Lately, I've reeeeaaally been missing art class. Ya, sure. I do draw every single day of nearly every single moment. But in art class, I'm ALLOWED to let my creativity flow onto a piece of paper. Paint splatter is awesome but it's not allowed in no damned middle school classroom.
Mr. Bakeeeeerrrrr. Get out of Don Bosco and come back please? ):
People have to shut up.
For a reason or another, Sarah finally told me that I wouldn't be able to stand high school for the following:
1. The teachers won't allow me to draw during class.

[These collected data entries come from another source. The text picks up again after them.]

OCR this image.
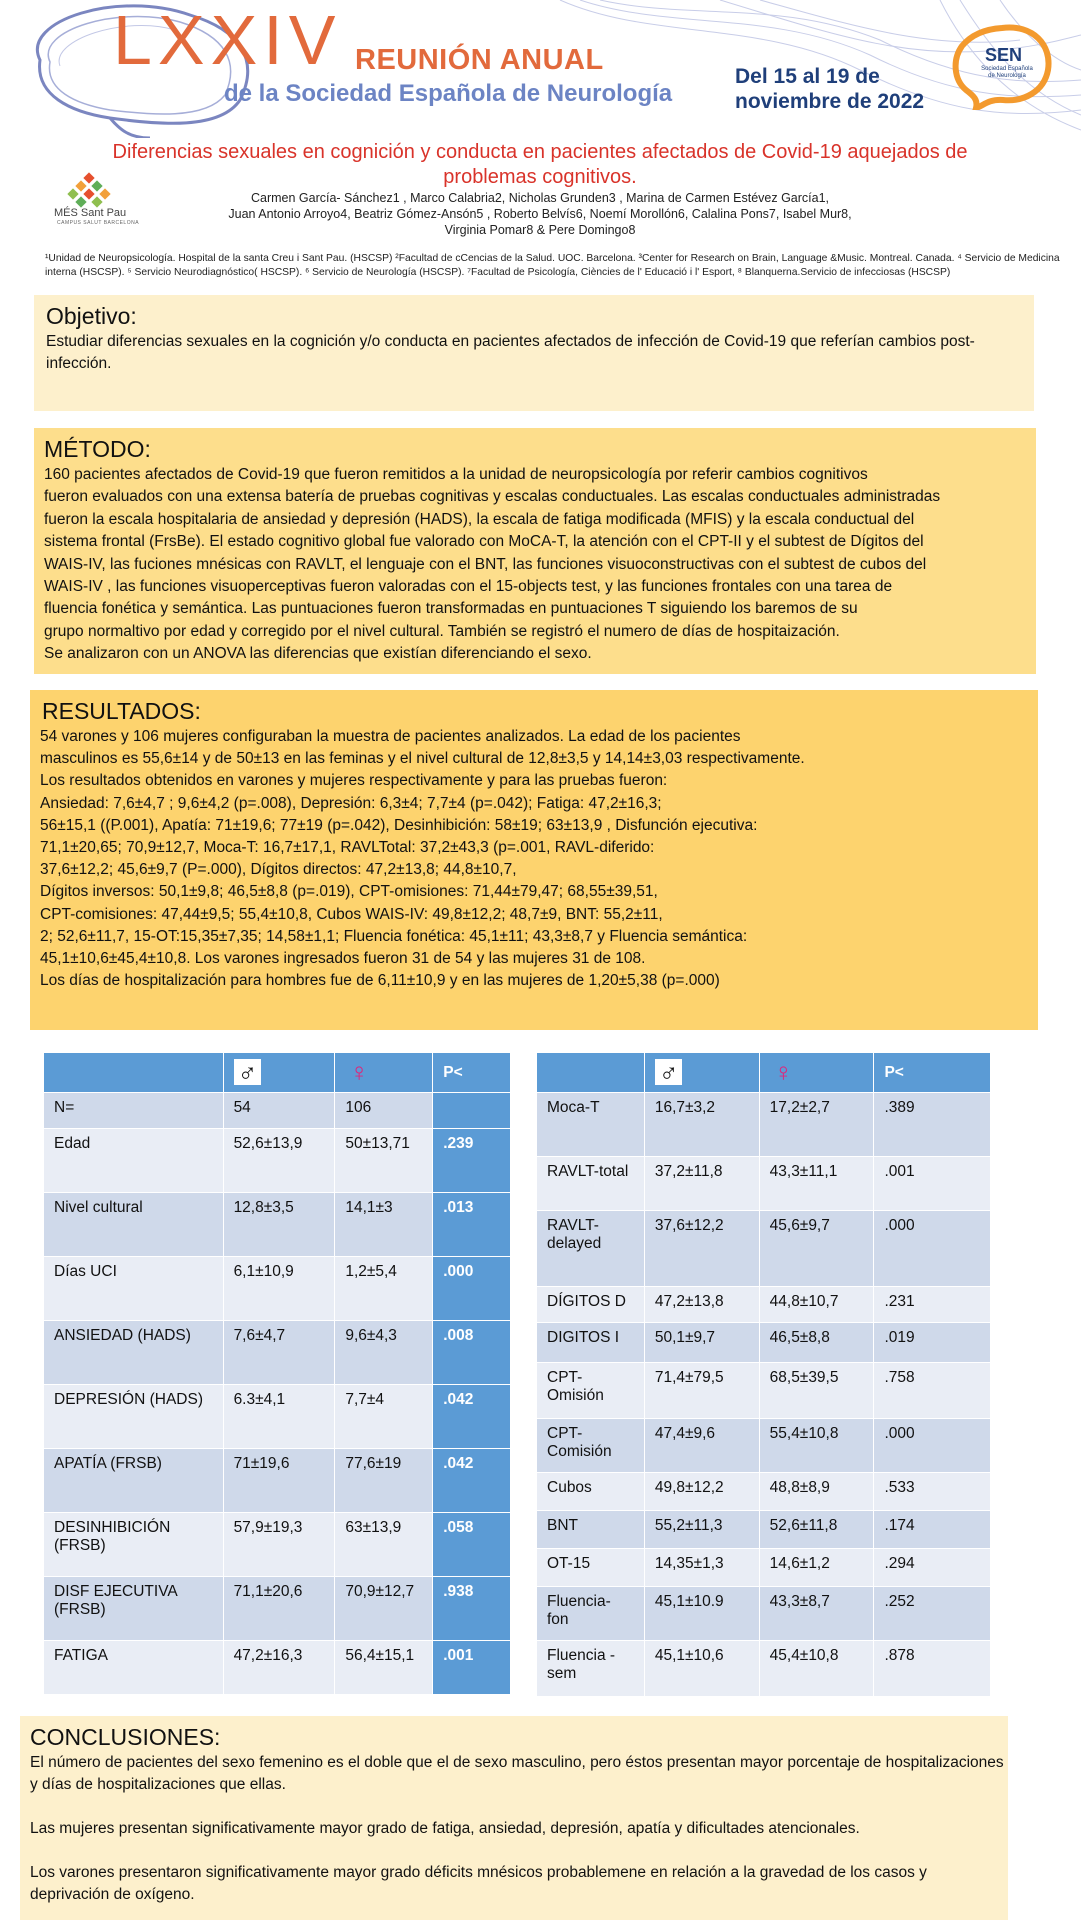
LXXIV REUNIÓN ANUAL
de la Sociedad Española de Neurología
Del 15 al 19 de
noviembre de 2022
SEN
Sociedad Española de Neurología
Diferencias sexuales en cognición y conducta en pacientes afectados de Covid-19 aquejados de problemas cognitivos.
MÉS Sant Pau
CAMPUS SALUT BARCELONA
Carmen García- Sánchez1 , Marco Calabria2, Nicholas Grunden3 , Marina de Carmen Estévez García1,
Juan Antonio Arroyo4, Beatriz Gómez-Ansón5 , Roberto Belvís6, Noemí Morollón6, Calalina Pons7, Isabel Mur8,
Virginia Pomar8 & Pere Domingo8
¹Unidad de Neuropsicología. Hospital de la santa Creu i Sant Pau. (HSCSP) ²Facultad de cCencias de la Salud. UOC. Barcelona. ³Center for Research on Brain, Language &Music. Montreal. Canada. ⁴ Servicio de Medicina interna (HSCSP). ⁵ Servicio Neurodiagnóstico( HSCSP). ⁶ Servicio de Neurología (HSCSP). ⁷Facultad de Psicología, Ciències de l' Educació i l' Esport, ⁸ Blanquerna.Servicio de infecciosas (HSCSP)
Objetivo:

Estudiar diferencias sexuales en la cognición y/o conducta en pacientes afectados de infección de Covid-19 que referían cambios post-infección.

MÉTODO:

160 pacientes afectados de Covid-19 que fueron remitidos a la unidad de neuropsicología por referir cambios cognitivos

fueron evaluados con una extensa batería de pruebas cognitivas y escalas conductuales. Las escalas conductuales administradas

fueron la escala hospitalaria de ansiedad y depresión (HADS), la escala de fatiga modificada (MFIS) y la escala conductual del

sistema frontal (FrsBe). El estado cognitivo global fue valorado con MoCA-T, la atención con el CPT-II y el subtest de Dígitos del

WAIS-IV, las fuciones mnésicas con RAVLT, el lenguaje con el BNT, las funciones visuoconstructivas con el subtest de cubos del

WAIS-IV , las funciones visuoperceptivas fueron valoradas con el 15-objects test, y las funciones frontales con una tarea de

fluencia fonética y semántica. Las puntuaciones fueron transformadas en puntuaciones T siguiendo los baremos de su

grupo normaltivo por edad y corregido por el nivel cultural. También se registró el numero de días de hospitaización.

Se analizaron con un ANOVA las diferencias que existían diferenciando el sexo.

RESULTADOS:

54 varones y 106 mujeres configuraban la muestra de pacientes analizados. La edad de los pacientes

masculinos es 55,6±14 y de 50±13 en las feminas y el nivel cultural de 12,8±3,5 y 14,14±3,03 respectivamente.

Los resultados obtenidos en varones y mujeres respectivamente y para las pruebas fueron:

Ansiedad: 7,6±4,7 ; 9,6±4,2 (p=.008), Depresión: 6,3±4; 7,7±4 (p=.042); Fatiga: 47,2±16,3;

56±15,1 ((P.001), Apatía: 71±19,6; 77±19 (p=.042), Desinhibición: 58±19; 63±13,9 , Disfunción ejecutiva:

71,1±20,65; 70,9±12,7, Moca-T: 16,7±17,1, RAVLTotal: 37,2±43,3 (p=.001, RAVL-diferido:

37,6±12,2; 45,6±9,7 (P=.000), Dígitos directos: 47,2±13,8; 44,8±10,7,

Dígitos inversos: 50,1±9,8; 46,5±8,8 (p=.019), CPT-omisiones: 71,44±79,47; 68,55±39,51,

CPT-comisiones: 47,44±9,5; 55,4±10,8, Cubos WAIS-IV: 49,8±12,2; 48,7±9, BNT: 55,2±11,

2; 52,6±11,7, 15-OT:15,35±7,35; 14,58±1,1; Fluencia fonética: 45,1±11; 43,3±8,7 y Fluencia semántica:

45,1±10,6±45,4±10,8. Los varones ingresados fueron 31 de 54 y las mujeres 31 de 108.

Los días de hospitalización para hombres fue de 6,11±10,9 y en las mujeres de 1,20±5,38 (p=.000)

	♂	♀	P<
N=	54	106	
Edad	52,6±13,9	50±13,71	.239
Nivel cultural	12,8±3,5	14,1±3	.013
Días UCI	6,1±10,9	1,2±5,4	.000
ANSIEDAD (HADS)	7,6±4,7	9,6±4,3	.008
DEPRESIÓN (HADS)	6.3±4,1	7,7±4	.042
APATÍA (FRSB)	71±19,6	77,6±19	.042
DESINHIBICIÓN (FRSB)	57,9±19,3	63±13,9	.058
DISF EJECUTIVA (FRSB)	71,1±20,6	70,9±12,7	.938
FATIGA	47,2±16,3	56,4±15,1	.001
	♂	♀	P<
Moca-T	16,7±3,2	17,2±2,7	.389
RAVLT-total	37,2±11,8	43,3±11,1	.001
RAVLT- delayed	37,6±12,2	45,6±9,7	.000
DÍGITOS D	47,2±13,8	44,8±10,7	.231
DIGITOS I	50,1±9,7	46,5±8,8	.019
CPT- Omisión	71,4±79,5	68,5±39,5	.758
CPT- Comisión	47,4±9,6	55,4±10,8	.000
Cubos	49,8±12,2	48,8±8,9	.533
BNT	55,2±11,3	52,6±11,8	.174
OT-15	14,35±1,3	14,6±1,2	.294
Fluencia- fon	45,1±10.9	43,3±8,7	.252
Fluencia - sem	45,1±10,6	45,4±10,8	.878
CONCLUSIONES:

El número de pacientes del sexo femenino es el doble que el de sexo masculino, pero éstos presentan mayor porcentaje de hospitalizaciones y días de hospitalizaciones que ellas.

Las mujeres presentan significativamente mayor grado de fatiga, ansiedad, depresión, apatía y dificultades atencionales.

Los varones presentaron significativamente mayor grado déficits mnésicos probablemene en relación a la gravedad de los casos y deprivación de oxígeno.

My current teachers dislike me drawing already. I still do it because if I don't have something to direct my creativity and mood, then I will explode out ugliness. Seriously. I think it'd look rather abstract though.
2. I'll HAVE to take notes.
I don't take notes at the moment. I hate notes. They always end up disorganized and thrown away. It's a waste. I don't take notes. I'm the smartest student in this school but I don't take notes. Seriously. I don't need them if I do my homework and understand it.
I know I'll have to change my ways but I refuse to give up drawing for anything.
Not even for my future. Pfft.
Yayy. About eleven more weeks until I graduate! Yesssss.
Get me THE HELL OUT of this school.
Pssh. More than half of the idiots in my class aren't even going to graduate.
I could care less if they passed or not. They'll most likely quit going to school.
Thank you, Ms. Hedicke. You make my classmates much more miserable in science than they should be. :
)
It's hilarious but at the same time, they have to stop bitching to me.
Ms. Hedicke loves me. Pssh. Like she'll ever hate me when my sister is her BFF Student.
I'll be sure to take pictures on my graduation!
I wonder what dress I'll wear?
Eh. As long as I wear something.
I miss my friends.
Maybe I'll get online more for them?
Say bye-bye to my life if I can't control it.
I've FINALLY been able to grasp my real life and make something out of myself without breaking down in tears this time.
I'm soo proud of myself!
Kay, later. I'll add more maybe next week or sooner. ;D
EDIT: I lied. I want to add more.
Hmm. I read more of Sarah Shaw's [
the ever-so awesome Rynnay] work.
She's so inspirational to me.
So inspirational that I'm dropping all of my OCs that I worked hard on to detail three of my most closest characters.
Intricately and definately define my characters to the extent where they could be as respectable as her characters if not in the shadow!
God. Do I sound scary?
Sarah Shaw's works inspire me to try to be better!
I don't want to wear the same mask that everyone else wears.
I want to have a different face. Metaphorically speaking.